One of the most intriguing things about the plate of food in front of you is the story of its creator and how it came to be. Not just the mechanical measurements of each ingredient. Not just the precise cooking times as per the recipe. Not even the way each individual ingredient came together to make something more than the sum of its elements. It is the Chef, his myriad experiences at home, on the streets, in kitchens, at marketplaces in near and far countries, tasting hundreds of recipes, stirring hundreds of pots, and serving hundreds of perfectly-laid out dishes on the pass. That’s what comes together on your plate, adding that indefinable flavor – the ‘UMAMI’, if you will!

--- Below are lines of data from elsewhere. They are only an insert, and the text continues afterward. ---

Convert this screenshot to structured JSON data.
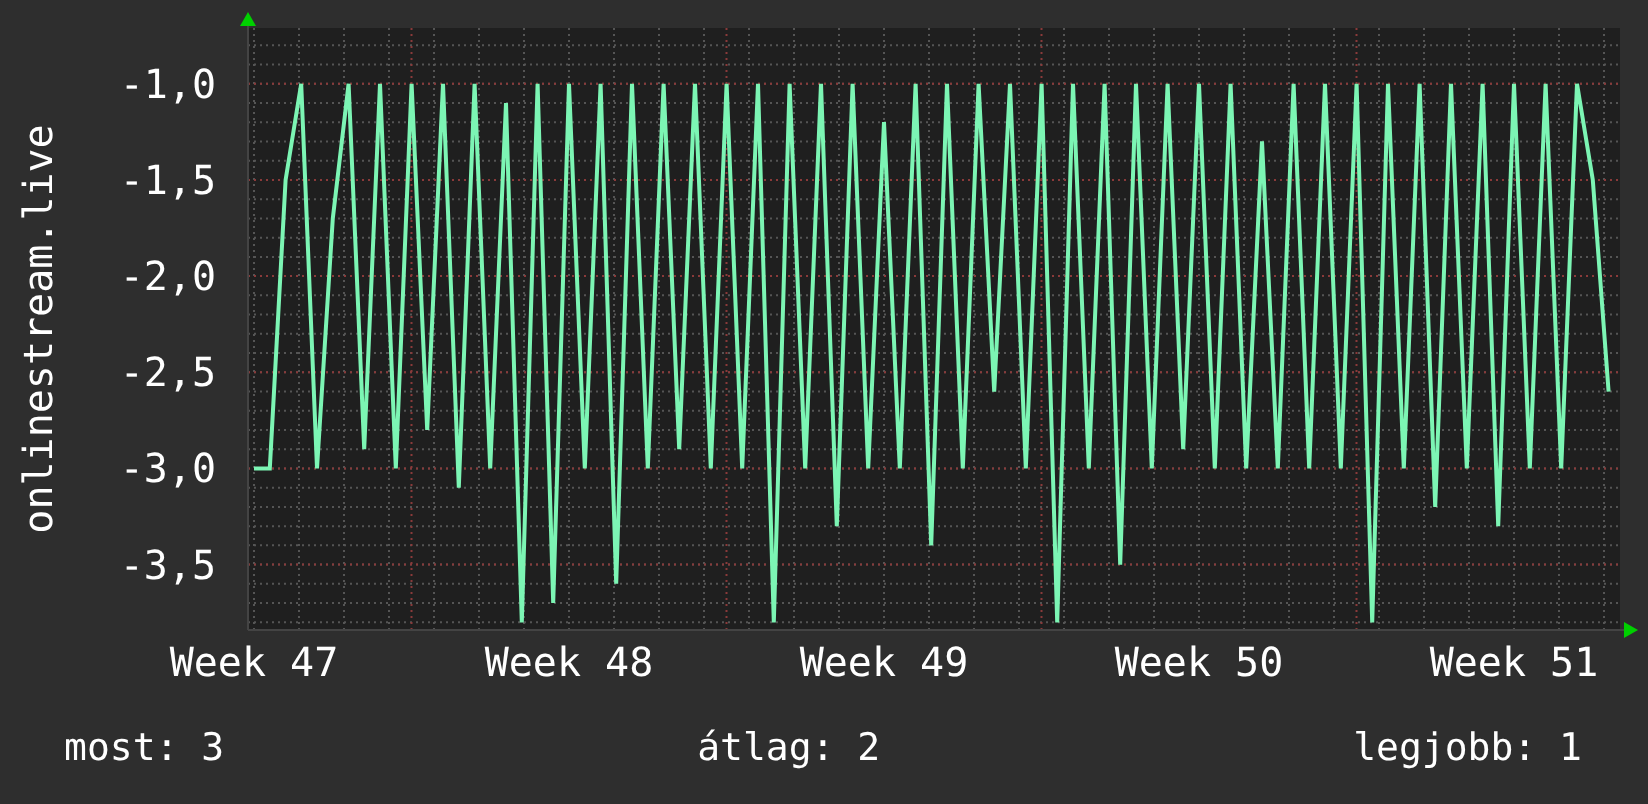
{
  "graph": {
    "chart_data": {
      "type": "line",
      "grid": true,
      "ylabel": "onlinestream.live",
      "ylim": [
        -3.84,
        -0.71
      ],
      "yticks": [
        {
          "value": -1.0,
          "label": "-1,0"
        },
        {
          "value": -1.5,
          "label": "-1,5"
        },
        {
          "value": -2.0,
          "label": "-2,0"
        },
        {
          "value": -2.5,
          "label": "-2,5"
        },
        {
          "value": -3.0,
          "label": "-3,0"
        },
        {
          "value": -3.5,
          "label": "-3,5"
        }
      ],
      "categories": [
        "Week 47",
        null,
        null,
        null,
        null,
        null,
        null,
        null,
        null,
        null,
        null,
        null,
        null,
        null,
        null,
        null,
        null,
        null,
        null,
        null,
        "Week 48",
        null,
        null,
        null,
        null,
        null,
        null,
        null,
        null,
        null,
        null,
        null,
        null,
        null,
        null,
        null,
        null,
        null,
        null,
        null,
        "Week 49",
        null,
        null,
        null,
        null,
        null,
        null,
        null,
        null,
        null,
        null,
        null,
        null,
        null,
        null,
        null,
        null,
        null,
        null,
        null,
        "Week 50",
        null,
        null,
        null,
        null,
        null,
        null,
        null,
        null,
        null,
        null,
        null,
        null,
        null,
        null,
        null,
        null,
        null,
        null,
        null,
        "Week 51",
        null,
        null,
        null,
        null,
        null,
        null
      ],
      "series": [
        {
          "color": "#7cf5b4",
          "values": [
            -3.0,
            -3.0,
            -1.5,
            -1.0,
            -3.0,
            -1.7,
            -1.0,
            -2.9,
            -1.0,
            -3.0,
            -1.0,
            -2.8,
            -1.0,
            -3.1,
            -1.0,
            -3.0,
            -1.1,
            -3.8,
            -1.0,
            -3.7,
            -1.0,
            -3.0,
            -1.0,
            -3.6,
            -1.0,
            -3.0,
            -1.0,
            -2.9,
            -1.0,
            -3.0,
            -1.0,
            -3.0,
            -1.0,
            -3.8,
            -1.0,
            -3.0,
            -1.0,
            -3.3,
            -1.0,
            -3.0,
            -1.2,
            -3.0,
            -1.0,
            -3.4,
            -1.0,
            -3.0,
            -1.0,
            -2.6,
            -1.0,
            -3.0,
            -1.0,
            -3.8,
            -1.0,
            -3.0,
            -1.0,
            -3.5,
            -1.0,
            -3.0,
            -1.0,
            -2.9,
            -1.0,
            -3.0,
            -1.0,
            -3.0,
            -1.3,
            -3.0,
            -1.0,
            -3.0,
            -1.0,
            -3.0,
            -1.0,
            -3.8,
            -1.0,
            -3.0,
            -1.0,
            -3.2,
            -1.0,
            -3.0,
            -1.0,
            -3.3,
            -1.0,
            -3.0,
            -1.0,
            -3.0,
            -1.0,
            -1.5,
            -2.6
          ]
        }
      ]
    }
  },
  "legend": [
    {
      "label": "most: 3"
    },
    {
      "label": "átlag: 2"
    },
    {
      "label": "legjobb: 1"
    }
  ]
}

That’s the reason I seek out the Chef whenever possible while dining out. And despite all the madness they have to wade through in the kitchen, constantly under the pump to deliver the best food in the fastest possible time, amazingly enough, they STILL have time to come and talk to you, and share a piece of themselves with you.
A few days ago, I had the privilege of meeting up with a whole glitterati of Chefs. It was the Culinary & Bar Art Festival at J W Marriott Pune, where all aspects of food and beverage were being celebrated as a form of art in all their exciting, colourful and flavouful diversity, in each of the 8 food outlets in the hotel, with Chefs flown in from across the country and around the world adding pizzazz to the proceedings.

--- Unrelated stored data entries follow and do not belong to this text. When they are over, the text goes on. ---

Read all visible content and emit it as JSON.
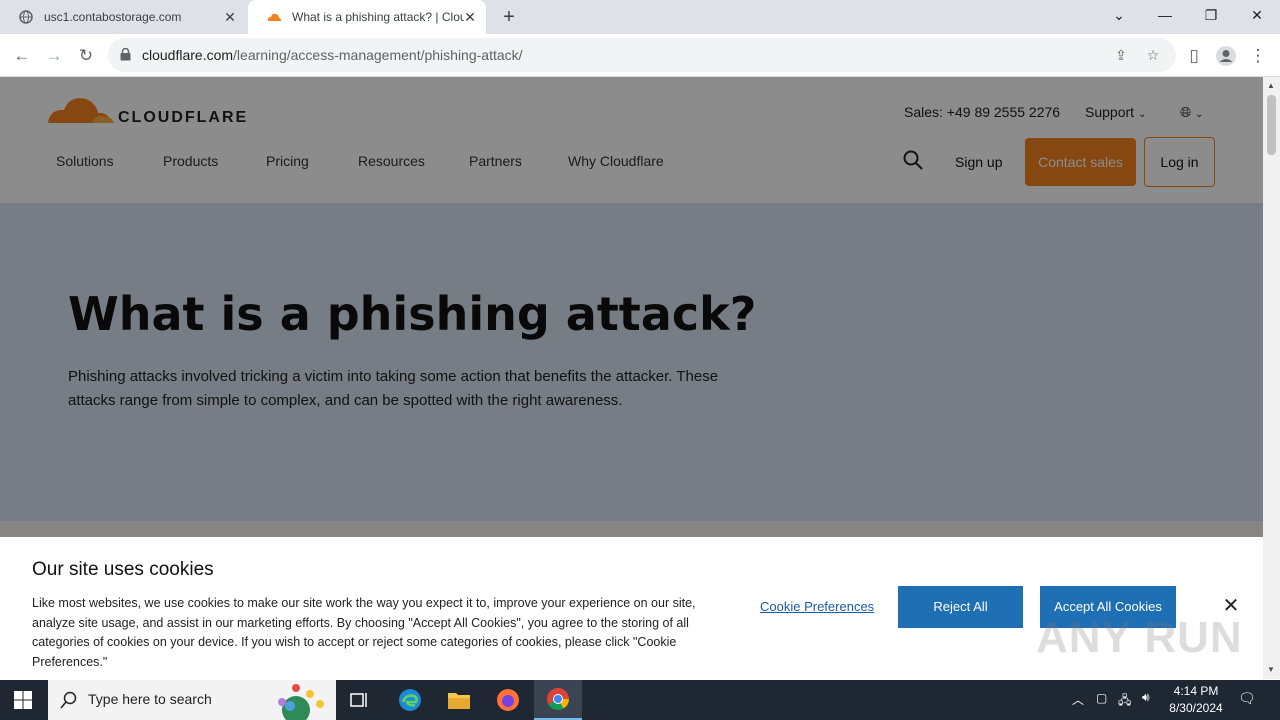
{
  "browser": {
    "tabs": [
      {
        "title": "usc1.contabostorage.com",
        "active": false
      },
      {
        "title": "What is a phishing attack? | Clou",
        "active": true
      }
    ],
    "url_domain": "cloudflare.com",
    "url_path": "/learning/access-management/phishing-attack/"
  },
  "site": {
    "logo_text": "CLOUDFLARE",
    "sales": "Sales: +49 89 2555 2276",
    "support": "Support",
    "nav": [
      "Solutions",
      "Products",
      "Pricing",
      "Resources",
      "Partners",
      "Why Cloudflare"
    ],
    "signup": "Sign up",
    "contact_sales": "Contact sales",
    "login": "Log in",
    "accent_color": "#f6821f"
  },
  "hero": {
    "title": "What is a phishing attack?",
    "description": "Phishing attacks involved tricking a victim into taking some action that benefits the attacker. These attacks range from simple to complex, and can be spotted with the right awareness."
  },
  "cookie_banner": {
    "title": "Our site uses cookies",
    "body": "Like most websites, we use cookies to make our site work the way you expect it to, improve your experience on our site, analyze site usage, and assist in our marketing efforts. By choosing \"Accept All Cookies\", you agree to the storing of all categories of cookies on your device. If you wish to accept or reject some categories of cookies, please click \"Cookie Preferences.\"",
    "preferences": "Cookie Preferences",
    "reject": "Reject All",
    "accept": "Accept All Cookies",
    "button_color": "#1f6fb5"
  },
  "watermark": "ANY RUN",
  "taskbar": {
    "search_placeholder": "Type here to search",
    "time": "4:14 PM",
    "date": "8/30/2024"
  }
}
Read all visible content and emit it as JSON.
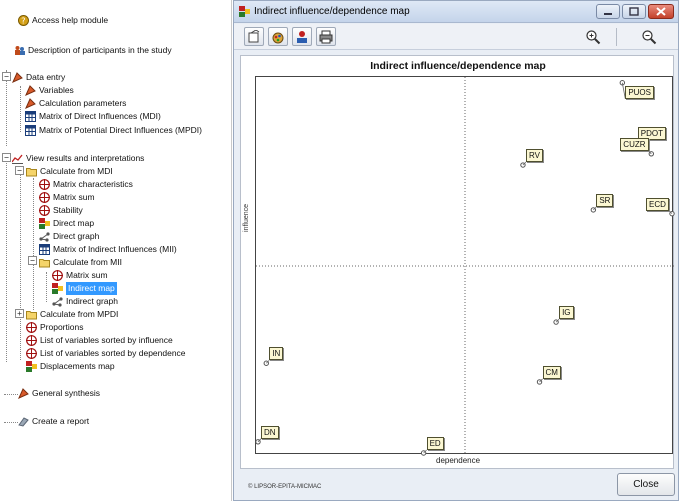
{
  "tree": {
    "items": [
      {
        "label": "Access help module"
      },
      {
        "label": "Description of participants in the study"
      },
      {
        "label": "Data entry"
      },
      {
        "label": "Variables"
      },
      {
        "label": "Calculation parameters"
      },
      {
        "label": "Matrix of Direct Influences (MDI)"
      },
      {
        "label": "Matrix of Potential Direct Influences (MPDI)"
      },
      {
        "label": "View results and interpretations"
      },
      {
        "label": "Calculate from MDI"
      },
      {
        "label": "Matrix characteristics"
      },
      {
        "label": "Matrix sum"
      },
      {
        "label": "Stability"
      },
      {
        "label": "Direct map"
      },
      {
        "label": "Direct graph"
      },
      {
        "label": "Matrix of Indirect Influences (MII)"
      },
      {
        "label": "Calculate from MII"
      },
      {
        "label": "Matrix sum"
      },
      {
        "label": "Indirect map"
      },
      {
        "label": "Indirect graph"
      },
      {
        "label": "Calculate from MPDI"
      },
      {
        "label": "Proportions"
      },
      {
        "label": "List of variables sorted by influence"
      },
      {
        "label": "List of variables sorted by dependence"
      },
      {
        "label": "Displacements map"
      },
      {
        "label": "General synthesis"
      },
      {
        "label": "Create a report"
      }
    ]
  },
  "window": {
    "title": "Indirect influence/dependence map",
    "chart_title": "Indirect influence/dependence map",
    "copyright": "© LIPSOR-EPITA-MICMAC",
    "close_label": "Close"
  },
  "colors": {
    "selection": "#3399ff",
    "label_bg": "#fbf7d2",
    "titlebar": "#c4d4ea"
  },
  "chart_data": {
    "type": "scatter",
    "title": "Indirect influence/dependence map",
    "xlabel": "dependence",
    "ylabel": "influence",
    "xlim": [
      0,
      100
    ],
    "ylim": [
      0,
      100
    ],
    "grid": "center cross (dotted)",
    "points": [
      {
        "label": "PUOS",
        "x": 88,
        "y": 99
      },
      {
        "label": "PDOT",
        "x": 91,
        "y": 83
      },
      {
        "label": "CUZR",
        "x": 95,
        "y": 80
      },
      {
        "label": "RV",
        "x": 64,
        "y": 77
      },
      {
        "label": "SR",
        "x": 81,
        "y": 65
      },
      {
        "label": "ECD",
        "x": 100,
        "y": 64
      },
      {
        "label": "IG",
        "x": 72,
        "y": 35
      },
      {
        "label": "CM",
        "x": 68,
        "y": 19
      },
      {
        "label": "IN",
        "x": 2,
        "y": 24
      },
      {
        "label": "DN",
        "x": 0,
        "y": 3
      },
      {
        "label": "ED",
        "x": 40,
        "y": 0
      }
    ]
  }
}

At the plush Alto Vino, the fact that the handsome Italian Chef Samuel Zucca hails from a little island off the North Eastern coast of Italy would perhaps not be significant, were it not for the burst of flavours that he weaned out of the Lobster Tail and the hearty honesty of the Olive Gnocchi and the Pork Belly that reflected his fond memories of growing up in a farmhouse family of chefs. And the fact that, even after 3 decades of working at Michelin star restaurants and grooming countless amazing Chefs around the world, he too nurtures a food dream (of owning a worldwide chain of Gelaterias), is well, stuff that dreams are made of! Apparently, his name (Zucca is Pumpkin in Italian) had nothing to do with the fact that his best selling gelato flavor is Spiced Pumpkin 😉
It was a revelation of a different kind at Shakahari that evening. Petite but tough Chef Pensiri, a specialist of Thai, Korean and Chinese cuisines, served up a storm of Asian dishes, with the complex tang and spice intact, but amazingly no Fish Sauce or Shrimp Paste, as everything was completely vegetarian! ‘It’s difficult, but not impossible’, said the Chef with a mysterious smile, revealing a few chef-y tricks before introducing us to Chef Abdul Haleem – a quiet, weathered genius of Awadhi food from Lucknow.
Chef Haleem’s magic was on display at the ongoing Kashmiri Food Festival, where he and his team of Kashmiri Pundit chefs had put up a sumptuous, authentic vegetarian Kashmiri meal, the highlights of which were the mind-blowing Green Apple Curry, the spicy veg Shammi Kebabs and the lip-smacking Badam Shofta dessert. Thanks to Chef Haleem’s quiet words of wisdom, I now have the secret to making the creamiest and tastiest Nadru Yakhni, a Kashmiri specialty I have experimented and fallen in love with this winter.
The next Culinary experience was of the liquid kind, with a mad, glad bar tender Zbigniew Zapert, mixing, firing, flaring, tossing, scraping and sliding behind an open, roof-top bar, and coming up with cocktails as complex and intense as his name! A whiz at Johnny Walker, and a pro at mixology, Zibi, as he likes to be known to friends and fans, will make you love things you didn’t think were remotely likable! Dangerous? Yes! Fun? Hell, Yes! This selfie was taken BEFORE the drinks, so go figure… 😉
The cocktails at Paasha would not have stopped sliding down the frozen bar if it was not for Lebanese Chef Chadi Terro and his fare of smoky, exotic, succulent kebabs that made you feel like you were in a palace in Abu Dhabi. Little wonder that his flavours have wowed many a Sheikh in the Middle East and is a staple at most royal ‘daawats’.
Finally it was time for a wrap with the Sunday Brunch, fondly called Brunner since the massive open-air Farm to Table spread covers every aspect of your food needs and cravings, and spills indulgently beyond.
But this was no ordinary brunch! Any brunch that has a luscious and dark Char Grilled Pork, a robust and flavourful Seafood Cioppino, and creamy home-made ice-cream plonked precariously high on crunchy fresh waffles as dessert, is anything but ordinary. And that’s exactly what Director of F & B, Ajmal Salim, was aiming to achieve, he shared, as he pulled up a chair to our table and told us the many stories, mostly happy, a few painful, and some downright funny, that went into the making of this ambitious, one-of-a-kind festival that joyously celebrated not just the art of food, but also the artists who fill our senses with the colours, textures and flavours of food.
Next year promises to be even bigger and better, with many more life stories, anecdotes and experiences adding that ethereal, elevating Umami experience to your plate… and palate! See you there?